Shel Israel, on his Naked Conversations blog, has an interesting comment about Technorati’s filter by authority feature. It seems to have been inspired by Google, in the sense that authoritative blogs are considered to be the ones more widely linked to, an approach to which Shel responds:

Big numbers do NOT necessarily mean you have the biggest influence. If you have a political blog and you have only three readers but they happen to be the US, Russian and Chinese heads of state, your numbers may suck at Technorati and PubSub, but you most assuredly have great influence. [...] It has been using the word “authority” where it should be using the word “popularity” pretty much since it started.

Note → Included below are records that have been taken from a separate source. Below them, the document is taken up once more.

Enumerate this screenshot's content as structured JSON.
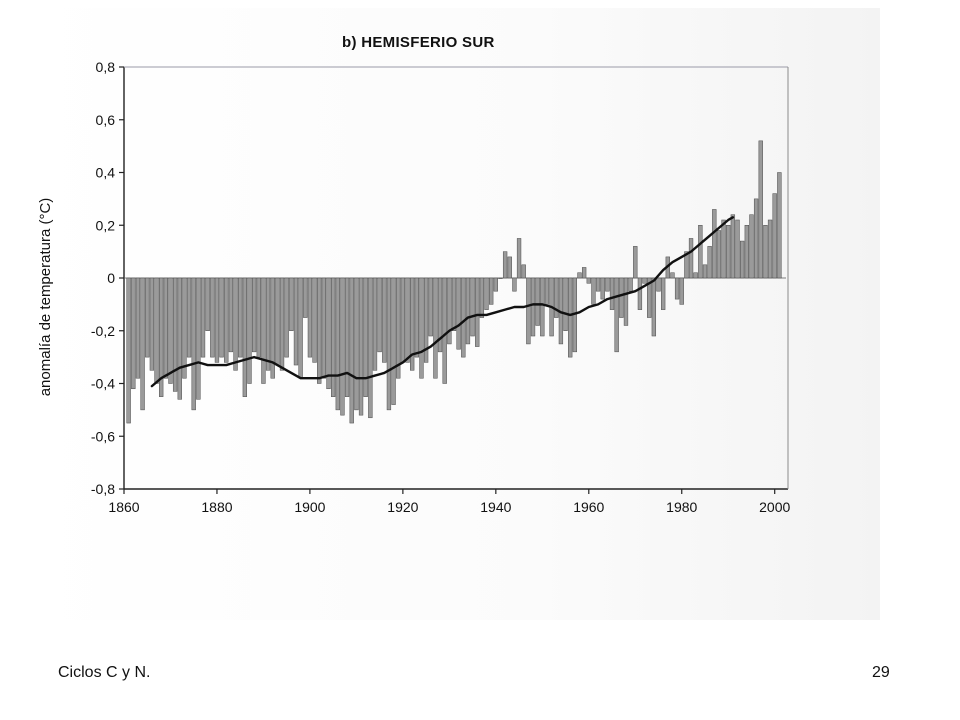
{
  "footer": {
    "left_text": "Ciclos C y N.",
    "page_number": "29"
  },
  "chart_data": {
    "type": "bar",
    "title": "b) HEMISFERIO SUR",
    "ylabel": "anomalía de temperatura (°C)",
    "xlabel": "",
    "xlim": [
      1860,
      2002
    ],
    "ylim": [
      -0.8,
      0.8
    ],
    "x_ticks": [
      1860,
      1880,
      1900,
      1920,
      1940,
      1960,
      1980,
      2000
    ],
    "x_tick_labels": [
      "1860",
      "1880",
      "1900",
      "1920",
      "1940",
      "1960",
      "1980",
      "2000"
    ],
    "y_ticks": [
      0.8,
      0.6,
      0.4,
      0.2,
      0,
      -0.2,
      -0.4,
      -0.6,
      -0.8
    ],
    "y_tick_labels": [
      "0,8",
      "0,6",
      "0,4",
      "0,2",
      "0",
      "-0,2",
      "-0,4",
      "-0,6",
      "-0,8"
    ],
    "grid": false,
    "bar_color": "#9a9a9a",
    "bar_edge_color": "#4a4a4a",
    "line_color": "#111111",
    "series": [
      {
        "kind": "bars",
        "x": [
          1861,
          1862,
          1863,
          1864,
          1865,
          1866,
          1867,
          1868,
          1869,
          1870,
          1871,
          1872,
          1873,
          1874,
          1875,
          1876,
          1877,
          1878,
          1879,
          1880,
          1881,
          1882,
          1883,
          1884,
          1885,
          1886,
          1887,
          1888,
          1889,
          1890,
          1891,
          1892,
          1893,
          1894,
          1895,
          1896,
          1897,
          1898,
          1899,
          1900,
          1901,
          1902,
          1903,
          1904,
          1905,
          1906,
          1907,
          1908,
          1909,
          1910,
          1911,
          1912,
          1913,
          1914,
          1915,
          1916,
          1917,
          1918,
          1919,
          1920,
          1921,
          1922,
          1923,
          1924,
          1925,
          1926,
          1927,
          1928,
          1929,
          1930,
          1931,
          1932,
          1933,
          1934,
          1935,
          1936,
          1937,
          1938,
          1939,
          1940,
          1941,
          1942,
          1943,
          1944,
          1945,
          1946,
          1947,
          1948,
          1949,
          1950,
          1951,
          1952,
          1953,
          1954,
          1955,
          1956,
          1957,
          1958,
          1959,
          1960,
          1961,
          1962,
          1963,
          1964,
          1965,
          1966,
          1967,
          1968,
          1969,
          1970,
          1971,
          1972,
          1973,
          1974,
          1975,
          1976,
          1977,
          1978,
          1979,
          1980,
          1981,
          1982,
          1983,
          1984,
          1985,
          1986,
          1987,
          1988,
          1989,
          1990,
          1991,
          1992,
          1993,
          1994,
          1995,
          1996,
          1997,
          1998,
          1999,
          2000,
          2001
        ],
        "values": [
          -0.55,
          -0.42,
          -0.38,
          -0.5,
          -0.3,
          -0.35,
          -0.4,
          -0.45,
          -0.38,
          -0.4,
          -0.43,
          -0.46,
          -0.38,
          -0.3,
          -0.5,
          -0.46,
          -0.3,
          -0.2,
          -0.3,
          -0.32,
          -0.3,
          -0.32,
          -0.28,
          -0.35,
          -0.3,
          -0.45,
          -0.4,
          -0.28,
          -0.3,
          -0.4,
          -0.35,
          -0.38,
          -0.33,
          -0.35,
          -0.3,
          -0.2,
          -0.33,
          -0.38,
          -0.15,
          -0.3,
          -0.32,
          -0.4,
          -0.38,
          -0.42,
          -0.45,
          -0.5,
          -0.52,
          -0.45,
          -0.55,
          -0.5,
          -0.52,
          -0.45,
          -0.53,
          -0.35,
          -0.28,
          -0.32,
          -0.5,
          -0.48,
          -0.38,
          -0.32,
          -0.32,
          -0.35,
          -0.3,
          -0.38,
          -0.32,
          -0.22,
          -0.38,
          -0.28,
          -0.4,
          -0.25,
          -0.2,
          -0.27,
          -0.3,
          -0.25,
          -0.22,
          -0.26,
          -0.15,
          -0.12,
          -0.1,
          -0.05,
          0.0,
          0.1,
          0.08,
          -0.05,
          0.15,
          0.05,
          -0.25,
          -0.22,
          -0.18,
          -0.22,
          -0.1,
          -0.22,
          -0.15,
          -0.25,
          -0.2,
          -0.3,
          -0.28,
          0.02,
          0.04,
          -0.02,
          -0.1,
          -0.05,
          -0.08,
          -0.05,
          -0.12,
          -0.28,
          -0.15,
          -0.18,
          -0.05,
          0.12,
          -0.12,
          -0.02,
          -0.15,
          -0.22,
          -0.05,
          -0.12,
          0.08,
          0.02,
          -0.08,
          -0.1,
          0.1,
          0.15,
          0.02,
          0.2,
          0.05,
          0.12,
          0.26,
          0.18,
          0.22,
          0.2,
          0.24,
          0.22,
          0.14,
          0.2,
          0.24,
          0.3,
          0.52,
          0.2,
          0.22,
          0.32,
          0.4
        ],
        "label": ""
      },
      {
        "kind": "line",
        "x": [
          1866,
          1868,
          1870,
          1872,
          1874,
          1876,
          1878,
          1880,
          1882,
          1884,
          1886,
          1888,
          1890,
          1892,
          1894,
          1896,
          1898,
          1900,
          1902,
          1904,
          1906,
          1908,
          1910,
          1912,
          1914,
          1916,
          1918,
          1920,
          1922,
          1924,
          1926,
          1928,
          1930,
          1932,
          1934,
          1936,
          1938,
          1940,
          1942,
          1944,
          1946,
          1948,
          1950,
          1952,
          1954,
          1956,
          1958,
          1960,
          1962,
          1964,
          1966,
          1968,
          1970,
          1972,
          1974,
          1976,
          1978,
          1980,
          1982,
          1984,
          1986,
          1988,
          1990,
          1991
        ],
        "values": [
          -0.41,
          -0.38,
          -0.36,
          -0.34,
          -0.33,
          -0.32,
          -0.33,
          -0.33,
          -0.33,
          -0.32,
          -0.31,
          -0.3,
          -0.31,
          -0.32,
          -0.34,
          -0.36,
          -0.38,
          -0.38,
          -0.38,
          -0.37,
          -0.37,
          -0.36,
          -0.38,
          -0.38,
          -0.37,
          -0.36,
          -0.34,
          -0.32,
          -0.29,
          -0.28,
          -0.26,
          -0.23,
          -0.2,
          -0.18,
          -0.15,
          -0.14,
          -0.14,
          -0.13,
          -0.12,
          -0.11,
          -0.11,
          -0.1,
          -0.1,
          -0.11,
          -0.13,
          -0.14,
          -0.13,
          -0.11,
          -0.1,
          -0.08,
          -0.07,
          -0.06,
          -0.05,
          -0.03,
          -0.01,
          0.03,
          0.06,
          0.08,
          0.1,
          0.13,
          0.16,
          0.19,
          0.22,
          0.23
        ],
        "label": ""
      }
    ]
  }
}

The question, then, is how to extract actual authority, rather than popularity, from usage. This has to be algorithmic: if you ask ten randomly selected people which sources have the most authority, their lists are likely to differ. So we need to standardise on what authority actually means, and then somehow turn that into a function that we can apply in real time to actual weblog usage data.

The problem, of course, is that authority is necessarily subjective, because everybody’s needs differ. The best search engine is then one that takes your requirements into account and tailors results accordingly, but for a wide variety technical reasons this isn’t realistic – can you imagine building separate results pages for 20,000,000 users? Although a certain amount of customisation per user is possible, the main trunk of results for a wide-reaching search engine needs to be a best fit for all users. Somehow you need to build a base that roughly orders everything so it can be searched easily, and then allow each user to fine-tune the results to their liking. Unless you have a relatively small number of sources, it’s impractical for a near-instantaneous search to poll the entire sphere of all possible resources for your requirements each time.

A personal search engine is different: you take the sources you trust and manually add them to the database. The resources tab in Elgg can be used like this, as can any RSS aggregator, although depending on how you’re searching, it’s best to use one with full-text search capabilities across your subscriptions (which will probably appear on the next Elgg roadmap). Perhaps we could use this data to provide a two-tier search engine: users subscribe to content they’re interested in, and then this usage data is combined with the content links to provide a richer, dynamic idea of how important a source is. But this is flawed too – are all subscribers equal? Should we apply more weight to the US, Russian and Chinese heads of state – or professors at research institutions, for example – than John Doe in Islington? Do we give people the option to flip between both models? Google’s link-based model works – or gives the appearance of working – because so many websites are static and informational. The blogosphere is fluid and almost entirely opinion-based; how do you go about modelling that?

We’re back to the question of how to define authority. Findability has a thread of ideas; Clay Shirky has a post about the nature of authority as it relates to Wikipedia. Perhaps some of you have different ideas?